В. Каверин о живописи К. Моне: «<...> когда Моне стоял подле умирающей жены, он, к своему ужасу, заметил, что машинально следит, как меняется цвет ее лица, голубые тона сменяются желтыми, потом серыми... Это страшно...» (106, с. 46).
С. Моэм: «Писатель испокон веков утверждает, <...> что он не таков, как другие люди, а стало быть не обязан подчиняться их правилам. “Другие люди” встречают подобные заявления руганью, насмешками и презрением». И дальше: «Но художник и другие люди стремятся к разным целям: цель художника — творчество, цель других людей — непосредственное действие. Поэтому и взгляд на жизнь у художника особый» (172, с. 170–171).
Ю. Ф. Самарин пишет в письме И. С. Гагарину в 1840 г. о Лермонтове: «Это в высшей степени артистическая натура, неуловимая и не поддающаяся никакому внешнему влиянию благодаря своей неукротимой наблюдательности и большой глубине индифферентизма» (139, с. 305).
С. Т. Аксаков в письме сыновьям — о Гоголе: «Всякому было очевидно, что Гоголю ни до кого нет никакого дела; конечно, бывали исключительные мгновения, но весьма редкие и весьма для немногих» (7, с. 222).
Н. В. Гоголь в письме С. Т. Аксакову: «Верь, что я употребляю все силы производить успешно свою работу, что вне ее я не живу и что давно умер для других наслаждений» (7, с. 106).

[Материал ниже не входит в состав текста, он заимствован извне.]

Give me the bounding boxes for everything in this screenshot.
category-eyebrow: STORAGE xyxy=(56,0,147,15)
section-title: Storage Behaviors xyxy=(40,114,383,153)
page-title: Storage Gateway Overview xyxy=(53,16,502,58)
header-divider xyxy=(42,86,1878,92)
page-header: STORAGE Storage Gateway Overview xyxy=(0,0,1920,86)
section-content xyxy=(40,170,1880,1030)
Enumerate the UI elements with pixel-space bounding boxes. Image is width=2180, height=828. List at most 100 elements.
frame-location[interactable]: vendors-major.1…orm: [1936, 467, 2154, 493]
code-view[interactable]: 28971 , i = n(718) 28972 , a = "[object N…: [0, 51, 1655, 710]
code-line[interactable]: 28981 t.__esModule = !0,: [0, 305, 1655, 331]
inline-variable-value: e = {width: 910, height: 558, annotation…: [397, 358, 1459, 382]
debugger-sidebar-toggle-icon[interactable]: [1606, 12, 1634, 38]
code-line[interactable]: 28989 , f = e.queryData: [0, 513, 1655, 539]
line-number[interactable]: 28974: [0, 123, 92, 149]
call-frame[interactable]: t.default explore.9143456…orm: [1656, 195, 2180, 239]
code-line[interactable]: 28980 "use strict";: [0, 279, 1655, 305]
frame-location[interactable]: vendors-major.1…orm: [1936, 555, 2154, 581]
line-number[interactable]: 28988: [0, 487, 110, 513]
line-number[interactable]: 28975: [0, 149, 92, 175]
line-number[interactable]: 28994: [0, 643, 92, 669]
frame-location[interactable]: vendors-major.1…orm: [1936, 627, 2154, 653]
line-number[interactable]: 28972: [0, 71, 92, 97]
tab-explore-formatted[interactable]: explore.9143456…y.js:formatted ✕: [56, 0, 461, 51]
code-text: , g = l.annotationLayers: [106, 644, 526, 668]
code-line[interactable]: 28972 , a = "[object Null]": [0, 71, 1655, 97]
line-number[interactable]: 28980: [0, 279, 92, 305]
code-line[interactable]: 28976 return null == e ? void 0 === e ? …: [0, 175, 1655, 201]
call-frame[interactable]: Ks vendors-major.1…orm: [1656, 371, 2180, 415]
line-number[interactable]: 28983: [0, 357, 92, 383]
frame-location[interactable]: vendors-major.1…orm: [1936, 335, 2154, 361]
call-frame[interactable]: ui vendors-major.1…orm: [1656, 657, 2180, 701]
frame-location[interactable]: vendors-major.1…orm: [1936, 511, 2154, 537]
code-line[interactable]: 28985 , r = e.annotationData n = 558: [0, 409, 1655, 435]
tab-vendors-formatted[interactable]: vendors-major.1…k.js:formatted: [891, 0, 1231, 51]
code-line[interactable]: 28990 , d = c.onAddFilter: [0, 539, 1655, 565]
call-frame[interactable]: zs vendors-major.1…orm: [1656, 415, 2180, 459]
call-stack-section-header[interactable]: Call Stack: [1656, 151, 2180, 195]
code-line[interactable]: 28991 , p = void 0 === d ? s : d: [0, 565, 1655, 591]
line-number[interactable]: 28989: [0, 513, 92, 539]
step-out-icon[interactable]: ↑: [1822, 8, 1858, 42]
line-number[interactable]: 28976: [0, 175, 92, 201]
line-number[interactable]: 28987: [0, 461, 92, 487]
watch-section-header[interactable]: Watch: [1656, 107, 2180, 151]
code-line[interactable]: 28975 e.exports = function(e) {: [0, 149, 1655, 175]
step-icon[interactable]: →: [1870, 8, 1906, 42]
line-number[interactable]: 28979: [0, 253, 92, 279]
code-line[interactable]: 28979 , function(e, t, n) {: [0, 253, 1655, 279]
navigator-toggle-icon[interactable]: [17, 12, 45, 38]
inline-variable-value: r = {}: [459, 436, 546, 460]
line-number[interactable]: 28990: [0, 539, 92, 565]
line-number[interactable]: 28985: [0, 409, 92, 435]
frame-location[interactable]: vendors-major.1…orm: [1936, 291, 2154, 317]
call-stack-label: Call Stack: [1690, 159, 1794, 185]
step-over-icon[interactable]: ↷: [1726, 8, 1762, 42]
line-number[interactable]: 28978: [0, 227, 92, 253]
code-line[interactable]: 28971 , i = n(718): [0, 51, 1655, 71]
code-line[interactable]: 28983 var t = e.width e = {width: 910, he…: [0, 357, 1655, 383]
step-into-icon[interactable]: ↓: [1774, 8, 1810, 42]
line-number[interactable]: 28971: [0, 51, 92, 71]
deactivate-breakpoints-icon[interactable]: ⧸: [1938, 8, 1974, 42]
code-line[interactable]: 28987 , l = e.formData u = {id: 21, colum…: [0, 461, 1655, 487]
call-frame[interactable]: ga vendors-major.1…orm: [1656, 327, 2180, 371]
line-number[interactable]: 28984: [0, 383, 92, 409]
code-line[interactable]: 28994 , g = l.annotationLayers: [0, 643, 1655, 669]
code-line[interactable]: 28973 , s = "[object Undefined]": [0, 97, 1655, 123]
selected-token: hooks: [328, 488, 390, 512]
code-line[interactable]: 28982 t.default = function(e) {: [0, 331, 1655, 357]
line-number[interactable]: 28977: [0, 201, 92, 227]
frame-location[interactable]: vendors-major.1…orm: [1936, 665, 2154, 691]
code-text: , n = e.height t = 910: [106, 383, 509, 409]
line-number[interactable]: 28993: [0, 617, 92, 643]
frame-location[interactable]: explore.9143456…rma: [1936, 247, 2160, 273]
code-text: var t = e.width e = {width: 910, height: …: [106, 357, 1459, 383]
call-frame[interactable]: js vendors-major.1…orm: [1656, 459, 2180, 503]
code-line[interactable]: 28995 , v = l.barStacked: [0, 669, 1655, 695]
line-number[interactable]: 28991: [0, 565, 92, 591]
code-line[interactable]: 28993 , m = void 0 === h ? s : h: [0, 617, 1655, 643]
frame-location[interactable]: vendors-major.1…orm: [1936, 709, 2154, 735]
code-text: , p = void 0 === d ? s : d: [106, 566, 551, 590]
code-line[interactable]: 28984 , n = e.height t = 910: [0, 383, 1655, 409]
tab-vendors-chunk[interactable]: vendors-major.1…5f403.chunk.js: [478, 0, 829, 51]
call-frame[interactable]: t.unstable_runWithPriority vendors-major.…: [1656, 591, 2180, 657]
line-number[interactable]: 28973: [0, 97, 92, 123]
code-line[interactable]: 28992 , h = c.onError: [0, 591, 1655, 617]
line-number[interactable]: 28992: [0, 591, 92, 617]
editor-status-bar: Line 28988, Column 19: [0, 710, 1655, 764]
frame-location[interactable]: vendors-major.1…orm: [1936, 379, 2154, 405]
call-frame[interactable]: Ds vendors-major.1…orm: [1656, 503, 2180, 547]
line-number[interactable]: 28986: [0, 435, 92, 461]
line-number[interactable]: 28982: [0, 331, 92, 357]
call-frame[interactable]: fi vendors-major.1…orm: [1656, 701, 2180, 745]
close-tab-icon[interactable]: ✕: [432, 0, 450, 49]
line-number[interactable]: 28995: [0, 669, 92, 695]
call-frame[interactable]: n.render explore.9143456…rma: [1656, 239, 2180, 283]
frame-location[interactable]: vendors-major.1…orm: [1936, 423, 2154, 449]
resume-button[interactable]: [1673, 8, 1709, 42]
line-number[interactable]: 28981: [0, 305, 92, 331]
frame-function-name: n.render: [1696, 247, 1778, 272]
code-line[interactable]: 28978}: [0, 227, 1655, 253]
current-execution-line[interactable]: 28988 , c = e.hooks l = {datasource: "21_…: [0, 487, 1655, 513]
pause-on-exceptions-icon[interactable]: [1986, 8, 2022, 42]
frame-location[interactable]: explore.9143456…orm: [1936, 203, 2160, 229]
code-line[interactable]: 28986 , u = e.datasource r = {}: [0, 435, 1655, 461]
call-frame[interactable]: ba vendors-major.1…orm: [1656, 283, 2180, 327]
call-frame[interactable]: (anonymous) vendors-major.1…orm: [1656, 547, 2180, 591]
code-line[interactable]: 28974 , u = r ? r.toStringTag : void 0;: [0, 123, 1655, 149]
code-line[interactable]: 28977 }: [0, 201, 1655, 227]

Ш. Бодлер: «Жребий поэзии — великий жребий. Радостная или грустная, она (поэзия — П. Е.) всегда отмечена божественным знаком утопичности. Ей грозит гибель, если она без устали не восстает против окружающего» (27, с. 236).
Д. В. Григорович о И. С. Тургеневе: «Но слабость характера отличала Тургенева только в делах житейских. <...> Такие натуры как бы вмещают в себя два отдельные существа, не только не сходные между собою, но большею частью совершенно противоположного характера: одно выражается внешним образом и принадлежит жизни; другое скрывается в тайниках души и служит только творчеству; последнее чаще всего лучше первого. Пушкин превосходно выразил эту двойственность, сказав в стихотворении “Поэт”:
Пока не требует поэта
К священной жертве Аполлон,
В заботах суетного света
Он малодушно погружен;
Молчит его святая лира,
Душа вкушает хладный сон,
И средь детей ничтожных мира,
Быть может, всех ничтожней он.
Но лишь божественный глагол
До слуха чуткого коснется,
Душа поэта встрепенется,
Как пробудившийся орел... и т. д.
Но это не вполне можно отнести к Тургеневу. Когда усыплялось его творчество и сам он малодушно погружался “в заботы суетного света”, он и тогда не казался ничтожным; его большой ум и образование нигде и никогда не допустили бы его до такой роли» (254, т. 1, с. 262–263).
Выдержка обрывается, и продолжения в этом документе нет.